Figure 1. Mechanisms of oligonucleotide-induced downregulation of gene expression.
A. SiRNA. Synthetic double-stranded short interfering RNA (siRNA) is complexed with components of RNA interference (RNAi) pathway, dicer, AGO2 and other proteins, forming RNA-interference-silencing-complex, RISC. RISC binds to a target mRNA via the unwound guide strand of siRNA, allowing AGO 2 to degrade the RNA. RISC-bound siRNA can also bind with mismatches to unintended mRNAs, leading to significant off-target effects (see main text).
B. Antisense gapmer oligonucleotides. These usually have a PS backbone with flanks additionally modified with 2′MOE or 2′OMe residues (Red in figure. flank modifications increase resistance of the ASO to degradation and enhance binding to target mRNA. The unmodified “gap” in a gapmer/mRNA duplex is recognized by RNase H, a ribonuclease that degrades duplexed mRNA.

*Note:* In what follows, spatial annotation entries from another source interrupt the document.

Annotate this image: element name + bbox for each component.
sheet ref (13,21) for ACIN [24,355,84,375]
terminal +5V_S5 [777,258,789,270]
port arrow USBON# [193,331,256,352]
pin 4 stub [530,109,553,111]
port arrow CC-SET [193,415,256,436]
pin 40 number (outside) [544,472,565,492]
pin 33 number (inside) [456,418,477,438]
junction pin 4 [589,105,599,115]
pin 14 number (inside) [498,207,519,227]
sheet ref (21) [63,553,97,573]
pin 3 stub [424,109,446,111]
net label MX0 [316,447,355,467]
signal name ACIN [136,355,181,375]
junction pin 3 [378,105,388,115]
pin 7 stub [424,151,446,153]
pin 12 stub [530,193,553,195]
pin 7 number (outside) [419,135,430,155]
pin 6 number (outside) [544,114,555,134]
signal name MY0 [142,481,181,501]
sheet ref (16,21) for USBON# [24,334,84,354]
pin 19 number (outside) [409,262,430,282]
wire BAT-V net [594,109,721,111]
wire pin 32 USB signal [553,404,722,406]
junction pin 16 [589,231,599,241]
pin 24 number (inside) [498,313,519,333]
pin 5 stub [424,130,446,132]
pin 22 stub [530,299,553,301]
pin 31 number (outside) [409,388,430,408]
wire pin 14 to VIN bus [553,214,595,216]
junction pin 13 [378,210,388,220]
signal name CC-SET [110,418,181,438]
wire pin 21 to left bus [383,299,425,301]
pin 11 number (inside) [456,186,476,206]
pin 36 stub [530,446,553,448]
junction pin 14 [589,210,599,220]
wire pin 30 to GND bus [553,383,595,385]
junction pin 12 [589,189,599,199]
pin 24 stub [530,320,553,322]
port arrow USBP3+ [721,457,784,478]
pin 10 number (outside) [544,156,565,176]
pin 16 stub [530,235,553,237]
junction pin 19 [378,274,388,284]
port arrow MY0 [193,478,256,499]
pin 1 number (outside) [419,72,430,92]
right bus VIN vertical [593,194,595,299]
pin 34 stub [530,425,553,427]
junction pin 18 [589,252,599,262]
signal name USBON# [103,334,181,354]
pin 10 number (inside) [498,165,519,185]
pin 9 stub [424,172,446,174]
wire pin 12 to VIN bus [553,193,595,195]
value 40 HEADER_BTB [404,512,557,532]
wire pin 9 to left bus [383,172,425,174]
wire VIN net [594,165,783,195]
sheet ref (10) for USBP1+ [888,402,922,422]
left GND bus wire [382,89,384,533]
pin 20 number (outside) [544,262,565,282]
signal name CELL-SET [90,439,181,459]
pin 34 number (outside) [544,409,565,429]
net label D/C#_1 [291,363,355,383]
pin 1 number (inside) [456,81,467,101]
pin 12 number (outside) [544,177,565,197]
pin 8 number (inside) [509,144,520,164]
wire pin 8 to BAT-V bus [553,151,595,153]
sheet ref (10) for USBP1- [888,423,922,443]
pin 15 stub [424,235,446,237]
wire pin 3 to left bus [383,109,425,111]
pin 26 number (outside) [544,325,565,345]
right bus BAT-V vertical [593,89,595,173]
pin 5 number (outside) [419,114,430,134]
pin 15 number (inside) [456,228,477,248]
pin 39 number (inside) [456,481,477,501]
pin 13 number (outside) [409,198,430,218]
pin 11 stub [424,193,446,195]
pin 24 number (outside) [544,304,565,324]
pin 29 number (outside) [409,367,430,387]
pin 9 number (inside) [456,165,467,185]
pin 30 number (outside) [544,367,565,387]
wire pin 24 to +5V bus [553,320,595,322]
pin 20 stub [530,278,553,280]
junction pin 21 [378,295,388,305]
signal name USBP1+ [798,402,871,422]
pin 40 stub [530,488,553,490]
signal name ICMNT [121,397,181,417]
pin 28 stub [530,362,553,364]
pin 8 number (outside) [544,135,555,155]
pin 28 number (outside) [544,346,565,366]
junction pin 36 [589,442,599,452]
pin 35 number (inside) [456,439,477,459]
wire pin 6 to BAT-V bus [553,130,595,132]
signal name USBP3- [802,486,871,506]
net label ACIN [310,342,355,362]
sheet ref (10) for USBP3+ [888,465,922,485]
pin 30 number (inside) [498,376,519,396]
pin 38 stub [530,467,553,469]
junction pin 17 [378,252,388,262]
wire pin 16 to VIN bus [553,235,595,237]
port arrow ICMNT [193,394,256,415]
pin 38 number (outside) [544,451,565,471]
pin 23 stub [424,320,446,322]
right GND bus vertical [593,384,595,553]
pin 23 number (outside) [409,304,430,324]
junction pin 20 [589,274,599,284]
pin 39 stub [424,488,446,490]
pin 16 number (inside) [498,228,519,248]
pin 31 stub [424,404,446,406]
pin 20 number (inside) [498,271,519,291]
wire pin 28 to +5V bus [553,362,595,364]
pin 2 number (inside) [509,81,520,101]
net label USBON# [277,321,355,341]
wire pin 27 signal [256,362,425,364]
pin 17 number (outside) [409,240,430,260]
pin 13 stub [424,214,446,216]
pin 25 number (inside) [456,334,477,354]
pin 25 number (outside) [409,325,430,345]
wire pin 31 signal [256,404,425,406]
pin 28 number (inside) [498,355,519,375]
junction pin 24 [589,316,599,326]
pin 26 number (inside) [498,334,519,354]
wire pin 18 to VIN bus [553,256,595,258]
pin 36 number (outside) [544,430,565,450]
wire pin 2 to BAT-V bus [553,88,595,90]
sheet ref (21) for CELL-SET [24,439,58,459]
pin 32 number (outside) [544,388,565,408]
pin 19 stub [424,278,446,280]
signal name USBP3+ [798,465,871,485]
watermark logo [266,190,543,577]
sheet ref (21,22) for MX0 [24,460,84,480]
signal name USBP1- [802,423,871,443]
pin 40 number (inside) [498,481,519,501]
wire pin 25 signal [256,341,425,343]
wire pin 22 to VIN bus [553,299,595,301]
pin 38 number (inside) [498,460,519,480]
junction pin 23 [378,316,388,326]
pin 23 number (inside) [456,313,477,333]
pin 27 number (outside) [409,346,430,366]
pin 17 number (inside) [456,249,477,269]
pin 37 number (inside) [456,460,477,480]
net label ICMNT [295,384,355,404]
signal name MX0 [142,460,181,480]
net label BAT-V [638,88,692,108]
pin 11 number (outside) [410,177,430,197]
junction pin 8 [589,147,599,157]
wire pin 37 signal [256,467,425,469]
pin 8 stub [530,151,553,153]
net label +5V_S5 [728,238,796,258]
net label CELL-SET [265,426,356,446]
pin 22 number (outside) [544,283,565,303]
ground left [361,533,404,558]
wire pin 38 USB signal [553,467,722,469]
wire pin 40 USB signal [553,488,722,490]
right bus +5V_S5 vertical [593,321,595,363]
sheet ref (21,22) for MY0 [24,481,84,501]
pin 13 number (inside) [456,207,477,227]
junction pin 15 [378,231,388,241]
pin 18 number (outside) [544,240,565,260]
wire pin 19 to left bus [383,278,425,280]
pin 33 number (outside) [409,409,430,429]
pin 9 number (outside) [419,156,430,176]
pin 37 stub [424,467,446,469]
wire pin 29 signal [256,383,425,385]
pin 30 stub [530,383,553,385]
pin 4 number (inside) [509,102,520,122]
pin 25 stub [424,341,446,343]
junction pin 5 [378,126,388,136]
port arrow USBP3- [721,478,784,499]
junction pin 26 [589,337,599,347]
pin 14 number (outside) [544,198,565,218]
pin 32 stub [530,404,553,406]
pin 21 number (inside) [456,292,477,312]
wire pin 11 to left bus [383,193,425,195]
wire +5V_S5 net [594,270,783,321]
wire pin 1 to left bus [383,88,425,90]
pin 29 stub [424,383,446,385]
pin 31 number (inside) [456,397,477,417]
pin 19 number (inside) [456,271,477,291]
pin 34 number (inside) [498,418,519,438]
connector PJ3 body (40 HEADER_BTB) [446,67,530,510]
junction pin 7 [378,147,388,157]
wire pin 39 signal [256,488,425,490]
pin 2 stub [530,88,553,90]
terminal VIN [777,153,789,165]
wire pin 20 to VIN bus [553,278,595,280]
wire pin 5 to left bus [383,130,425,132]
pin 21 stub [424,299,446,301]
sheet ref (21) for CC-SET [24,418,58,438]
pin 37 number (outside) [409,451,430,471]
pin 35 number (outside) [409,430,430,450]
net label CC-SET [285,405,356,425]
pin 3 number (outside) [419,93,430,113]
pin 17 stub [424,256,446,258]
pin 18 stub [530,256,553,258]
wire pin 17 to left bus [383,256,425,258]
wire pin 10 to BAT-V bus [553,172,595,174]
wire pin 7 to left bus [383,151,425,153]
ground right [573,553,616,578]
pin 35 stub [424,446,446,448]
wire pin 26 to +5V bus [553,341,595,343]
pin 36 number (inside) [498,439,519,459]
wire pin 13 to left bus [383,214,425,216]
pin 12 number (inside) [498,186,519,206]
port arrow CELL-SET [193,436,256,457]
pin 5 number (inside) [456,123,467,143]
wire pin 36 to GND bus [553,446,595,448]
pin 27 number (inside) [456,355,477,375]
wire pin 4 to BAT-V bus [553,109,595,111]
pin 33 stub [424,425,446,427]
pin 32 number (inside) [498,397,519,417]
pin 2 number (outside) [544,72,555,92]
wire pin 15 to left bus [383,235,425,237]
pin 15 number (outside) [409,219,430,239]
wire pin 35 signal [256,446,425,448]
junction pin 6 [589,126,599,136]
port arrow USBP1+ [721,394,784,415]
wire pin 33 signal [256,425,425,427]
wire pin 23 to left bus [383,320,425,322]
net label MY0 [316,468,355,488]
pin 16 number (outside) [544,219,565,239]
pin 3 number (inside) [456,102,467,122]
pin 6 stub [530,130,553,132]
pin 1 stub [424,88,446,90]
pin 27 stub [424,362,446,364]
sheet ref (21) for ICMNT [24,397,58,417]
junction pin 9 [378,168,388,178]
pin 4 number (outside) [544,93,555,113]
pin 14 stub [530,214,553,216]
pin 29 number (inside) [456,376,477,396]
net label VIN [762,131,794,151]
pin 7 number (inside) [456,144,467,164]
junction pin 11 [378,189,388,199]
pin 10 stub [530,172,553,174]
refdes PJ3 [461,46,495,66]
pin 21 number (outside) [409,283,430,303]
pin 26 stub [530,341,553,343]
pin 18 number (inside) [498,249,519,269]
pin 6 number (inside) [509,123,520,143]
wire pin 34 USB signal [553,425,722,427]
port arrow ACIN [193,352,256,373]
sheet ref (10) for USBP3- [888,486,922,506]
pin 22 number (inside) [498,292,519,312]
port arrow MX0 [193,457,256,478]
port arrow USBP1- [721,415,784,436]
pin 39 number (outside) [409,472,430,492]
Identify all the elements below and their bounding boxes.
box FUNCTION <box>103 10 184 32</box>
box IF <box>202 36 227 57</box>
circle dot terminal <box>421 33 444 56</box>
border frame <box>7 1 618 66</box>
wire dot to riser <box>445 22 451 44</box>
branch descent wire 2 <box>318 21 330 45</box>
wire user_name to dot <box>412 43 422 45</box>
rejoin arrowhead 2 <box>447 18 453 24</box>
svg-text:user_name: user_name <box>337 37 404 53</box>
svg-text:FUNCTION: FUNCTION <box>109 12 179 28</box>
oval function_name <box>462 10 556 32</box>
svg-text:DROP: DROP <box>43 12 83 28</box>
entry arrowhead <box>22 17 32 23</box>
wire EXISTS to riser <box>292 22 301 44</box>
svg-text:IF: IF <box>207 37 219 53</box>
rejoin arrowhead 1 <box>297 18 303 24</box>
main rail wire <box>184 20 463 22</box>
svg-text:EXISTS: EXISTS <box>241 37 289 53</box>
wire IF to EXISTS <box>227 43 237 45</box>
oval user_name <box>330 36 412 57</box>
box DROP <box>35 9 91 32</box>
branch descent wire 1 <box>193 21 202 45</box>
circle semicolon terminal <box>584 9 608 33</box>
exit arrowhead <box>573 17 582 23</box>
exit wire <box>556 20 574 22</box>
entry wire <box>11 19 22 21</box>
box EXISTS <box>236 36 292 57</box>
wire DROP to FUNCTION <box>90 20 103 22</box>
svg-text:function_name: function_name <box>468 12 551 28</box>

C. Translation suppressing oligomers (TSO). PMO and their derivatives or oligonucleotides fully substituted with 2′MOE or 2′OMe residues are not recognized by RISC or RNase H and do not lead to RNA degradation. Nevertheless, they lead to downregulation of gene expression by steric blockade of ribosome access to mRNA and suppression of protein translation.
D. External Guide Sequence (EGS) and RNase P. A PPMO is designed to hybridize to targeted bacterial mRNA and form stem-loop structures such that the resulting duplex resembles tRNA. In bacteria, a tRNA processing ribozyme RNase P recognizes this structure and cleaves mRNA.